Acórdão do TJMG sobre transposição de cargos reflete entendimento do Supremo Tribunal Federal, opina MPF
O subprocurador-geral da República Wagner Natal Batista encaminhou ao Supremo Tribunal Federal (STF) parecer pela improcedência da Reclamação 35.175, de autoria da Associação Nacional dos Procuradores Municipais. A entidade requer a suspensão da eficácia de acórdão do Tribunal de Justiça de Minas Gerais (TJMG) que declarou constitucional artigo da Lei complementar municipal 247/2017, de Contagem. No entendimento de Batista, a reclamação não deve prosperar, porque a decisão do Tribunal estadual reflete entendimento do STF acerca da transposição de cargos públicos.

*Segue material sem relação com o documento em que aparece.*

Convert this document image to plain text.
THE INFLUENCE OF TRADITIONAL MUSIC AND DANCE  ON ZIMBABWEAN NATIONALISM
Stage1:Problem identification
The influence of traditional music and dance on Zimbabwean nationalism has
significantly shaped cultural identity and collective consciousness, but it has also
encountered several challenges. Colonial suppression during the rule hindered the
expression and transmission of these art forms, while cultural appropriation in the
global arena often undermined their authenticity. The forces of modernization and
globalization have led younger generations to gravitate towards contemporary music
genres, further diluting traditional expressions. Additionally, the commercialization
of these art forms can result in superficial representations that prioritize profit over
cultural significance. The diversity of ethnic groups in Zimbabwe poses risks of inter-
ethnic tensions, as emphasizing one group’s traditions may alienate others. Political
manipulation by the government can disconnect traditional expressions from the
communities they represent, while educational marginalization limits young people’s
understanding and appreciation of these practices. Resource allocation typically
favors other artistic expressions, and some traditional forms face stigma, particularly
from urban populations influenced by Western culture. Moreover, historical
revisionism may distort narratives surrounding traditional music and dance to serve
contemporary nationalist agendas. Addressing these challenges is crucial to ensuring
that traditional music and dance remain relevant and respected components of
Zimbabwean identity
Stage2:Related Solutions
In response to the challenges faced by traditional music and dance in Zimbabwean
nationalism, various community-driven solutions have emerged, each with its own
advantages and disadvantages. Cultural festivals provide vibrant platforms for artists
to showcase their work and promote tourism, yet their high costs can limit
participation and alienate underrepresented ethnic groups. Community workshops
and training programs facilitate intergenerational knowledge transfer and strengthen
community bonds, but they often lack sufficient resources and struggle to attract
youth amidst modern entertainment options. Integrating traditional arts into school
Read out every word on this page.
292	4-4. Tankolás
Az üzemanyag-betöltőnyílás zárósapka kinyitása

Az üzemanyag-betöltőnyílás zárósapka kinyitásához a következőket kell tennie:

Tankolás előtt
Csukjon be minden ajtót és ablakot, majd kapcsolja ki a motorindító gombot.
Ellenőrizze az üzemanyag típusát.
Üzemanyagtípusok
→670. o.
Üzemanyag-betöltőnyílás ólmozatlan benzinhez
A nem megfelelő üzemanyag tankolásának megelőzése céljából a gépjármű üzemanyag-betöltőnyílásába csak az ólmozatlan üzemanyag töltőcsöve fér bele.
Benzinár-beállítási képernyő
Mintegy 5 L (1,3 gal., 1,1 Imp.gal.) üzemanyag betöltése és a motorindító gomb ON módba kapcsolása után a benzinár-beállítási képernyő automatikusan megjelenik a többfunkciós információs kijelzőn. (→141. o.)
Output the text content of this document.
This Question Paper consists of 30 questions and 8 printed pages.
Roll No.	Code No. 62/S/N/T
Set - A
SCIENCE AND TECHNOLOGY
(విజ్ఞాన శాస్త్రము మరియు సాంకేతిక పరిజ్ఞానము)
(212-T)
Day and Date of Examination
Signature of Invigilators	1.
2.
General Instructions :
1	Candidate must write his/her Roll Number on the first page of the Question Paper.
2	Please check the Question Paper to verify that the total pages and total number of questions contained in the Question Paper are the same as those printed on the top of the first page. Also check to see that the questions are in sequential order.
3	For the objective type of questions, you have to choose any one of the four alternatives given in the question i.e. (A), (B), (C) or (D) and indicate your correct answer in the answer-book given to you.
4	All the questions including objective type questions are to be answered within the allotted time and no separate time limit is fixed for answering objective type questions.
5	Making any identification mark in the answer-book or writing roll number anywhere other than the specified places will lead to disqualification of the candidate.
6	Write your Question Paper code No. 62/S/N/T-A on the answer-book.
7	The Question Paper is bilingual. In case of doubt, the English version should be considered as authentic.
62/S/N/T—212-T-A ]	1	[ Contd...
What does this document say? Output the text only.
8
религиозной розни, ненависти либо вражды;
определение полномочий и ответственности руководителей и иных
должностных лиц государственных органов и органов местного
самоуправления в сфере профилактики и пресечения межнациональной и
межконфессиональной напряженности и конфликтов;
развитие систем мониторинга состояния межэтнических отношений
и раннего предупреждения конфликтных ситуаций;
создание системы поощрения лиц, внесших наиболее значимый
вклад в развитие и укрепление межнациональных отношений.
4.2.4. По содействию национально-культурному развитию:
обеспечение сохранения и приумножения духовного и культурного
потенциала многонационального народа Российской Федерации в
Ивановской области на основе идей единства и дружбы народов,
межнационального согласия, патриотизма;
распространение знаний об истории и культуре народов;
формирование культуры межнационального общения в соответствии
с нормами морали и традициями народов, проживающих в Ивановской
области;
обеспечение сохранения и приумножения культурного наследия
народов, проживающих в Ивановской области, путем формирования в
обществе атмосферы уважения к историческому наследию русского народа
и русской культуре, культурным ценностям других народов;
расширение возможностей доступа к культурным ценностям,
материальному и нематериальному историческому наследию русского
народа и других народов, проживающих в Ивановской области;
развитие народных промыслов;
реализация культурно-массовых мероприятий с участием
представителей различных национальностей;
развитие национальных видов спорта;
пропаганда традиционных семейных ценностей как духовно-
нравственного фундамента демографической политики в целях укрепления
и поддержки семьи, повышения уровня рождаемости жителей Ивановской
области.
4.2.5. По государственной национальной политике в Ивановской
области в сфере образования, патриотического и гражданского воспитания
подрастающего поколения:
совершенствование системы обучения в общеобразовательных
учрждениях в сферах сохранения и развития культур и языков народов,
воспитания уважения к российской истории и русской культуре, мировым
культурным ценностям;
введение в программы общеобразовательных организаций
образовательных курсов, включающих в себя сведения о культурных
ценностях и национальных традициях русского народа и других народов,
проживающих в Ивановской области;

O acórdão alvo da reclamação tem origem em ação direta de inconstitucionalidade proposta pelo prefeito de Contagem em virtude de emenda parlamentar aprovada pela Câmara Municipal, a qual determinava a transposição do cargo de advogado da Fundação de Assistência Médica e de Urgência de Contagem (Famuc) para o cargo de procurador municipal. O Órgão Especial do TJMG declarou inconstitucional o art. 55 da lei do município. Contra essa decisão, a associação recorre ao STF visando a suspensão de sua eficácia.
A associação sustenta que o TJMG teria violado o teor da Súmula Vinculante 43, que estabelece ser inconstitucional toda modalidade de provimento que propicie ao servidor investir-se, sem prévia aprovação em concurso público destinado ao seu provimento, em cargo que não integra a carreira na qual anteriormente estava investido.
Houve pedido de medida cautelar, que foi negada pelo ministro Luís Roberto Barroso. Assim como o relator, o subprocurador-geral da República entende que não houve violação à Súmula 43. “A fundamentação aplicada naquela decisão encontra-se em consonância com jurisprudência firmada por esse Supremo Tribunal Federal no sentido de que não configura ofensa à Súmula 43/STF a transposição de cargos inserida na regra de excepcionalidade prevista na hipótese de extinção de órgão ou ente público, com aproveitamento de seus servidores mediante novo enquadramento funcional, desde que, para tanto, cumpram os requisitos de identidade substancial entre os cargos de origem e o de destino; tenham compatibilidade funcional; similitude remuneratória; e equivalência dos requisitos exigidos em concurso público”, explica Batista. Para ele, os requisitos foram preenchidos no caso da lei de Contagem, o que autoriza a exceção para a transposição de cargos.